Beşiktaş-Fenerbahçe: İki takımın benzer güçlü yanları birbirini nötrledi

Haftanın karşılaşmasından Premier Lig’i andıran bir çarpışma beklense de ortaya çıkan klasik bir Süper Lig maçı oldu. Hemen her şeye faul düdüğünün çalındığı ve ekim ayında hâlâ su molasının verildiği bir maçtan fazlasını beklemek de belki bizim hayâlciliğimizdi.

Onur Özgen oozgen@gazeteduvar.com.tr

Öğlen Manchester derbisi, akşam İstanbul derbisi… Normalde bu, Türkiye’deki futbolseverler için iyi bir haber değildir. Zira günün sonunda kendilerini, “Onlarda oynanan futbol ise bizdeki ne?” diye sorarken bulmaları yüksek olasılıktır. Ama bu defa durum farklı olabilir diye bekleniyordu.

Birincisi; Manchester takımları arasındaki güç farkı İstanbul’un iki yakası arasında bulunmuyordu. Bu yüzden öğlen izlenilen şeye göre akşamki randevunun daha bir futbol maçı havasında geçmesi beklenebilirdi.

İkincisi; iki takımın da temposu ve yoğunluğu, Premier Lig’vari bir çarpışmayı andırabilecek seviyedeydi.

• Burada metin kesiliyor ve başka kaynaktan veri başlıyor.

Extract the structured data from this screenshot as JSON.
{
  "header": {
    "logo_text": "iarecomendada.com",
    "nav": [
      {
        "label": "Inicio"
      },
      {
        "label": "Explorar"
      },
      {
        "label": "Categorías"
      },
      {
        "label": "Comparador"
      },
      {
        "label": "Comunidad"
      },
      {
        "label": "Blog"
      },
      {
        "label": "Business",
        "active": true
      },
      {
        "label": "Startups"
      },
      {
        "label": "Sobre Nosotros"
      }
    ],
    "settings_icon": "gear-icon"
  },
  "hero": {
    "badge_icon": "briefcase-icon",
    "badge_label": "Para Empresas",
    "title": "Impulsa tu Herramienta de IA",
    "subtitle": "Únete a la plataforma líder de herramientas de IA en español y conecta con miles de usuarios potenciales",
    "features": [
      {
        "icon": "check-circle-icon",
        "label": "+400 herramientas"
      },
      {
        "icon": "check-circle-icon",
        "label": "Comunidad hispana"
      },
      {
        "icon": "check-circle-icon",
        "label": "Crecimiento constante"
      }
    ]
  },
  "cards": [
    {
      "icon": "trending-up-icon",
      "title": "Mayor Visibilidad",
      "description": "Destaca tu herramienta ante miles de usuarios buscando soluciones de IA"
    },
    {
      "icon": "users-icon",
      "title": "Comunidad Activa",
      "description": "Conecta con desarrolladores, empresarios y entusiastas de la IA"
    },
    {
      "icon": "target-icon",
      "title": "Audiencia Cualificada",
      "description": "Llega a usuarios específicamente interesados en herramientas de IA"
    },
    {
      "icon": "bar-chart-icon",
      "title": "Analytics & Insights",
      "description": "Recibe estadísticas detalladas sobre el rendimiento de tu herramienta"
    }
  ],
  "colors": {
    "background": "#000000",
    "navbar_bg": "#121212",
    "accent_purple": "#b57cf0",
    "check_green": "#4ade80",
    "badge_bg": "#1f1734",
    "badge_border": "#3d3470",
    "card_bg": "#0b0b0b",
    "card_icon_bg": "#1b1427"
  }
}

Süper Lig’de uzun zamandır takımlar, futbol tarzları olarak kabaca ikiye ayrılıyorlar: Şampiyonluğa oynayan takımlar, genellikle teknik kalitesi ve yaş ortalaması yüksek oyuncular tercih ettikleri için, düşük tempolu bir pas oyununun taklidinden başka bir şeyi oynayamıyorlar. Bunun karşısında ise fizik kaliteyi biraz daha yukarıda tutan, ama teknik kalitesi düşük kalan alt seviyedeki takımların derin savunmalara ve uzun toplara dayalı karşı hücum anlayışları duruyor.

Ortaya ise genellikle son derece yavaş, seyir düzeyi ve heyecanı düşük futbol karşılaşmaları çıkıyor.

Beşiktaş ve Fenerbahçe ise bu sezonki oyun anlayışlarıyla, Türkiye’deki hâkim futbol paradigmasının dışına çıkma ve bir alternatif olma iddiasına sahipler. İkisi de net bir yüksek yoğunluk takımı ve bu anlamda ligdeki tüm takımlardan ayrıldıkları söylenebilir.

Dolayısıyla bu iki takımın karşılaşmasından bol hücum aksiyonlu, keyifli ve gollü bir maç çıkmasını beklemek doğal görünüyordu. Ama Suat Başar Çağlan’ın Gazete Duvar için yazdığı maç önü yazısında da belirttiği gibi, “Futbol sürtünmesiz bir ortamda oynanmıyor.” Bu oyunun belki de en önemli özelliği tahmin edilemez olması ve beklentilerinizi tamamen taca çıkarabilmesi. Bu akşam da öyle oldu.

Maç öncesi beklentilerden gerçekleşen belki de tek şey yoğunluğu yüksek bir maç olmasıydı. Fakat bu yüksek yoğunluk, beraberinde beklendiği gibi bol gol pozisyonu getirmedi. Bilakis, iki takımın benzer güçlü yanları birbirini nötrledi ve ortaya kısır bir maç çıktı.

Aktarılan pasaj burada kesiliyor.